Tongue and groove solid wood flooring also gives the installer options when fitting the floor. In general, there are three different ways to fit a floor using the tongue and groove system. Which method the fitter chooses will depend on the site conditions and the amount of foot traffic the flooring will have, once completed.
The first and most common fitting method consists of fitting the boards together, laying them on top of the underlay and gluing their joints together to prevent them from moving. This is known as a "floating" floor because the wood planks are not glued down to the underlay.

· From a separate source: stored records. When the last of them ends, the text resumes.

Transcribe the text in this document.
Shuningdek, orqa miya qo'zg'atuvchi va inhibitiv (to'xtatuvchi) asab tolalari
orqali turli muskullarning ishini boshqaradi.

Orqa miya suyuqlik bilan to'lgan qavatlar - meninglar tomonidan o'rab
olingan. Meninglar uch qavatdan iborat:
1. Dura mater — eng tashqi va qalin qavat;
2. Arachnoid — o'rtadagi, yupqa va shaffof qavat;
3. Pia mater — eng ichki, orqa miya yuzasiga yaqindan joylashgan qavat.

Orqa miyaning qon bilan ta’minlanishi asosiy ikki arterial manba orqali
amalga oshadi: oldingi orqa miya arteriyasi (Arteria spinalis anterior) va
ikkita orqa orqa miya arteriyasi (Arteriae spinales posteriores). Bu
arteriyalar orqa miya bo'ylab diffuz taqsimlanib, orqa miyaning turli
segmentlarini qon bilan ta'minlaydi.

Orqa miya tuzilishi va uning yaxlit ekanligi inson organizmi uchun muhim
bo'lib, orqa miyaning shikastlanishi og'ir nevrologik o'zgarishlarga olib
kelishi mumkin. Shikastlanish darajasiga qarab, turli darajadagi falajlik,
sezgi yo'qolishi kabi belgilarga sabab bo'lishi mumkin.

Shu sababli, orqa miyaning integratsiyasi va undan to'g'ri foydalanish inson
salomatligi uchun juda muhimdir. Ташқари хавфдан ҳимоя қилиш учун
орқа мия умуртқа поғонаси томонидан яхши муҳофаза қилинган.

If the subfloor is concrete, the installer may use another method, in which the wood flooring is glued down to the layer below; this is an additional measure that prevents the floor from moving or shifting under foot traffic.
The final option for fitters is to nail the floorboards to the subfloor. This is typically done using a "secret nail" technique where the nails are placed at a 45 degree angle to the groove, so they are not visible from above. This is also an effective method for keeping the wood floor in place and may be necessary for rooms with more foot traffic.
Tongue and groove flooring is a particularly easy fitting method for professional fitters, and can even be used by reasonably experienced DIY floorers. Each plank is designed to fit easily with the one next to it, and it's a matter of simply slotting the boards into one another. Since it is so simple and easy, many people opt to fit tongue and groove solid wood flooring themselves.
As with any wood flooring, tongue and groove boards require a solid, quality underlay, so that the joints of the wood boards are supported. That way, the lifetime of the wood flooring can be extended by as much as 15 years. For that reason you may want to install a new subfloor before starting to install tongue and groove solid wood flooring.
If you do so, it is highly recommended to put in a concrete subfloor with what is called a "damp proof membrane" (DPM). This prevents damp from rising through the subfloor and damaging the wood flooring on top.
As long as you take the proper precautions, your tongue and groove solid wood flooring can last you the rest of your life without needing to be replaced.